Like you said in your book Kim, I need to plant trees for shade around my new house. I have a lot of room and want a good tree that grows pretty fast. – DA, Hope Mills

My turn:

One of the best native trees that fits your description is the Tulip Poplar (Liriodendron tulipifera L.)

It starts as an attractive shade tree with a neat pyramidal form. Plan ahead because it spreads out to ultimately grow 80 – 120 feet high with a 2-5 foot diameter trunk!

Over the years, you will definitely enjoy it’s unusual leaves, attractive flowers, bark and low maintenance.

Tulip Poplar isn’t a true poplar, it is actually a member of the magnolia family. The leaves are a medium-large shiny, dark green tulip-shape that flutter in the breeze.

You may see some munched-on leaves where butterfly larva have had lunch. No worries, there’s plenty of leaves to share!

photo: Jeff McMillan

The pretty green-yellow tulip-shaped flowers appear from April to June. During that time, watch for hummingbirds sipping nectar around your tree.

It also has a pleasant yellow fall color. The cone-shaped fruit clusters usually stay on the branches and provide food for squirrels in the late fall and winter.

The bark on younger trunks is quite smooth, light ash-gray. With age the bark becomes thick with deep interlacing furrows and rounded ridges giving it character and adding yard curb appeal.

It grows best in moderately moist, deep, well drained, loose textured soils in sunny locations. Avoid very dry or very wet situations. Consider planting Tulip Poplar on the north-northwest sides of your home for energy-saving windbreak and afternoon shading.

Since it grows quite rapidly, Tulip Poplar can be damaged by wind and ice in exposed situations, so cluster it with other trees and shrubs.

Another storm-proofing measure is periodic branch trimming.

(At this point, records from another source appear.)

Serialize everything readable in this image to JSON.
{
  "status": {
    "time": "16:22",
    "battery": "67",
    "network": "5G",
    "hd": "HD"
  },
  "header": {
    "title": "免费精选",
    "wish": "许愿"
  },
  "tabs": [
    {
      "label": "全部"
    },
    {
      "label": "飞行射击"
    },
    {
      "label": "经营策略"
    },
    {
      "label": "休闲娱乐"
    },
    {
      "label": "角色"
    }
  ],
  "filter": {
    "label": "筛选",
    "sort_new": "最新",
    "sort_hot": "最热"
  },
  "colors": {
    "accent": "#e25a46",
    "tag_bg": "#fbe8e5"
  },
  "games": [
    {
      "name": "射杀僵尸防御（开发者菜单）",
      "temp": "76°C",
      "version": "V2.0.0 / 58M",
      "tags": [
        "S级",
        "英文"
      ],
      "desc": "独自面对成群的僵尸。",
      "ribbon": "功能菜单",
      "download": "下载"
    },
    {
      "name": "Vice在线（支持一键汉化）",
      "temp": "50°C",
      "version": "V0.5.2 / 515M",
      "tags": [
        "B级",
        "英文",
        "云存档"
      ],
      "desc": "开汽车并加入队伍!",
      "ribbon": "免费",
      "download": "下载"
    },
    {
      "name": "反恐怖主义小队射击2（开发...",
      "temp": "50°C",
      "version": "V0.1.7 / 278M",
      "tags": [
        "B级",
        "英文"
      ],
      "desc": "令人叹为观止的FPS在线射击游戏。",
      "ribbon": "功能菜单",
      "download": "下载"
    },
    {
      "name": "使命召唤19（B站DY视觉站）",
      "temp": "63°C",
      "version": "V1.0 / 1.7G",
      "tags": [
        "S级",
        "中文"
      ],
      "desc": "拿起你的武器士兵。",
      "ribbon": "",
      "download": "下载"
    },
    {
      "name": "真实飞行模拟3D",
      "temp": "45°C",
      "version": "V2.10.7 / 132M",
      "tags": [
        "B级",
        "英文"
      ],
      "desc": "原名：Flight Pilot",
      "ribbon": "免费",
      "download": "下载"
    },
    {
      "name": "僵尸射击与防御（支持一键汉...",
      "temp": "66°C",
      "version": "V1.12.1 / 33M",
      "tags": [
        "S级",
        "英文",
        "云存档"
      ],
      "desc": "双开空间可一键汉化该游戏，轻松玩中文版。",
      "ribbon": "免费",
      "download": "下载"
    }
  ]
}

As with most trees, the strongest branches attach to the trunk at a 90-degree angle and do not crowd each other. Occasionally trim away those not fitting that description.

Tulip poplar is unusually free from insects and disease which will allow you plenty of time for a picnic under this tree!

Native plants, like this Tulip Poplar give you a bunch of benefits:

  • Saves you time, energy, and money spent on yard maintenance
  • Raises your property values
  • Promotes neighborhood biodiversity
  • Attracts a variety of wildlife to your yard
  • Prevents or reduces yard erosion
  • Encourages rain to stay on your property
  • Reduces the need for herbicide, pesticide, and fertilizers

If you got the room, this tree is a winner!